4 out of 5
Directed by: The Safdie Brothers
I had a problem with the Twilight movies – I mean, in that way that one can have a problem with such movies without actually watching them – but I don’t know that I ever had a problem with Robert Pattinson. I got the sexy vampire appeal, but the actor’s general “look” always sort of surprised me: he didn’t fit the (in my mind) generic picture of the lithe, sexy, badboy one would cast in that type of role. So it didn’t really surprise me that his post-Twilight work had him branching out pretty immediately into indies, and it also somehow felt natural for him to be a good actor, though I may have been sold on that by dint of a director like David Cronenberg having faith in him.
Since then, he’s worked on projects I’ve really wanted to see but haven’t had the chance to, and then some things that were really interesting, if flawed, but that he was fun to see in regardless. Still, I was a little cautious going in to Good Time: very interested because of another opportunity to see Pattinson prove his acting chops; worried due to the hype that had been built up around the film and directors The Safdie Brothers. I tried to tamp down my gut reaction to such hype (immediate rejection!), and pressed play.
But I needn’t have worried. Though not solely because Pattinson carries the movie – which he absolutely does, for the majority of its runtime – but also because the Safdies, from the opening, Pattinson-less scene of terse dialogue between Nick (Benny Safdie) and a psychiatrist (Peter Verby), prove fully capable of crafting the most immersive, grabbing scenes from just two talking heads. Nick is mentally-handicapped; we get the sense that this is some type of required session, evaluating Nick’s ability to process his surroundings. Lensed with warm, but confrontational lighting by Sean Price Williams, the scene is shot entirely in steady closeups, but not exactly to the point of purposeful viewer discomfort. Good Time sticks with this point of view pretty constantly, shutting out a lot of details and keeping us focused on a primary character – a glance, a roving mind – and it’s one of desperate observation instead of forced “edginess;” the movie – and by extension the viewer – is simply unable to look away.
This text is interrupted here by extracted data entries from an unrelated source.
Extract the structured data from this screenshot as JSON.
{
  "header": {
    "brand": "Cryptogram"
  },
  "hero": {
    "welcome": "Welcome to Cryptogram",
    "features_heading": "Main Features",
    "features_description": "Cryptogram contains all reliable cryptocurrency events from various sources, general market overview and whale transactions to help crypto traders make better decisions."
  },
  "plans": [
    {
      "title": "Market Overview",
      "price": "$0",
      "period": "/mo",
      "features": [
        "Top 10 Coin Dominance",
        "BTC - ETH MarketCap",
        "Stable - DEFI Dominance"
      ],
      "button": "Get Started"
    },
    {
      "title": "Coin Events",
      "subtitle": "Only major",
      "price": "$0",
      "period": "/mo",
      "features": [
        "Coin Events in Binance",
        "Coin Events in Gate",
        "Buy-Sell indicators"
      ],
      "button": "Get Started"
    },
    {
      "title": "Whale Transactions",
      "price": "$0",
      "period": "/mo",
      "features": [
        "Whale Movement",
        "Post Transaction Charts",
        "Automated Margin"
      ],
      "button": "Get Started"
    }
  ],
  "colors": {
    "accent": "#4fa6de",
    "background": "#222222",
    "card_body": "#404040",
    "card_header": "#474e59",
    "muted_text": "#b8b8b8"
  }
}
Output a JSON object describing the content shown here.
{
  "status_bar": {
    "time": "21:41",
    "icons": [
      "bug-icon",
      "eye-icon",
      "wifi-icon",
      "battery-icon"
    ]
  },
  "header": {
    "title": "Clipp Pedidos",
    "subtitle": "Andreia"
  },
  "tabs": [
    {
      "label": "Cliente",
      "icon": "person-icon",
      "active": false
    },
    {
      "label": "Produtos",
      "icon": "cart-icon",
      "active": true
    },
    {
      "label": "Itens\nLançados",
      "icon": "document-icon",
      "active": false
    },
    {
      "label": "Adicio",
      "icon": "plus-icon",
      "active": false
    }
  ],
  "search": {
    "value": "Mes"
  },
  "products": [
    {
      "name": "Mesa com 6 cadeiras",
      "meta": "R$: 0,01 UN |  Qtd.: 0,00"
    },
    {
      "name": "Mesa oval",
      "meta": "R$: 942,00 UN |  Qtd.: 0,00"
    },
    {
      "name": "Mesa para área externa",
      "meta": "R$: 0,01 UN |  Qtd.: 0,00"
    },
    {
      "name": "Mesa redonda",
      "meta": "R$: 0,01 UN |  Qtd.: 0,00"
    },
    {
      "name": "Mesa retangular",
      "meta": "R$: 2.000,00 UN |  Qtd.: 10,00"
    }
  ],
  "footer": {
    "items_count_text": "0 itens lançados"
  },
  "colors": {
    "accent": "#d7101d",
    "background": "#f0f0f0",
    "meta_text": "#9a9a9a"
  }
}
The questions being asked start to probe at some troubling matters, and then Connie – Pattinson, playing Nick’s brother – busts into the room. Why is he brother here? Why are they treating him like this? Is this what he thinks of himself? Connie scolds his sibling, in a mixture of care and ‘stand up for yourself’ encouragement, though certainly misplaced in its affect. The camera swings out, and we’re on the move to what Connie would consider a better use of his brother’s time: a bank robbery.
From there on out – robbery gone wrong; Nick incarcerated and Connie trying to both recoup the cash and free his brother – Good Time follows the “one bad day” formula of pushing Connie further and further down a spiral, inciting, at different points, his girlfriend (Jennifer Jason Leigh), another dude on the lam (Buddy Duress), and a young girl (Taliah Lennice Webster) to help him through berating and pleading, only for things to go just as badly for them. This is the formula, but it’s not what the movie’s about. Connie – as portrayed by Pattinson – is a whirlwind of spontaneity, but he’s not an idiot. The way he continues to move forward is impressive, but also disgusting, as he’s a rather vile person, using anyone and anything he can to keep up that momentum. However, you can see cogs kicking ’round behind his every expression; you can see the moments when these people become “expendable” to Connie, due to some sliding scale of morality he maintains. Good Time is, then, a dense character study, mostly of Connie, yes, but also of those that get sucked in to his flow. Nick is a passenger in this also, of course, and the movie is bookended by important scenes that play into that.
The Safdies (from Josh Safdie and Ronald Bronstein’s script) are indirectly commenting on these personalities by not going out of their way to make any easy moral lessons of their stories – nothing is cast in a comedic or overly tragic light – but that also obviously allows the viewer plenty of room to find their own feelings, which are tough (in a good way; a challenging way) to suss out when saddled with such unlikeable leads.
There is, however, one surface element that seemed at odds with the movie: the synth music (Oneohtrix Point Never), and the occasional overuse of neon lighting. Both of these seem like attributes of more “retro” styled media, with ‘Good Time’s dot-matrix-y font getting in on the gig also. And I just didn’t get this. The lighting is more or less acceptable, as it’s used at times during which it can be justified, but the adherence to pinks and blues during these moments still feels particular to that retroness. The score works, on occasion, but it’s otherwise just too slick feeling, and took me out of a lot of the downbeats where it became too noticeable.
But I’m willing to forgive. It’s been a while since a recent director (or directors) have grabbed me so immediately with an opening scene – and followed through on it! – and marrying that to a fantastic performance from Pattinson made for, ultimately, a very gripping film.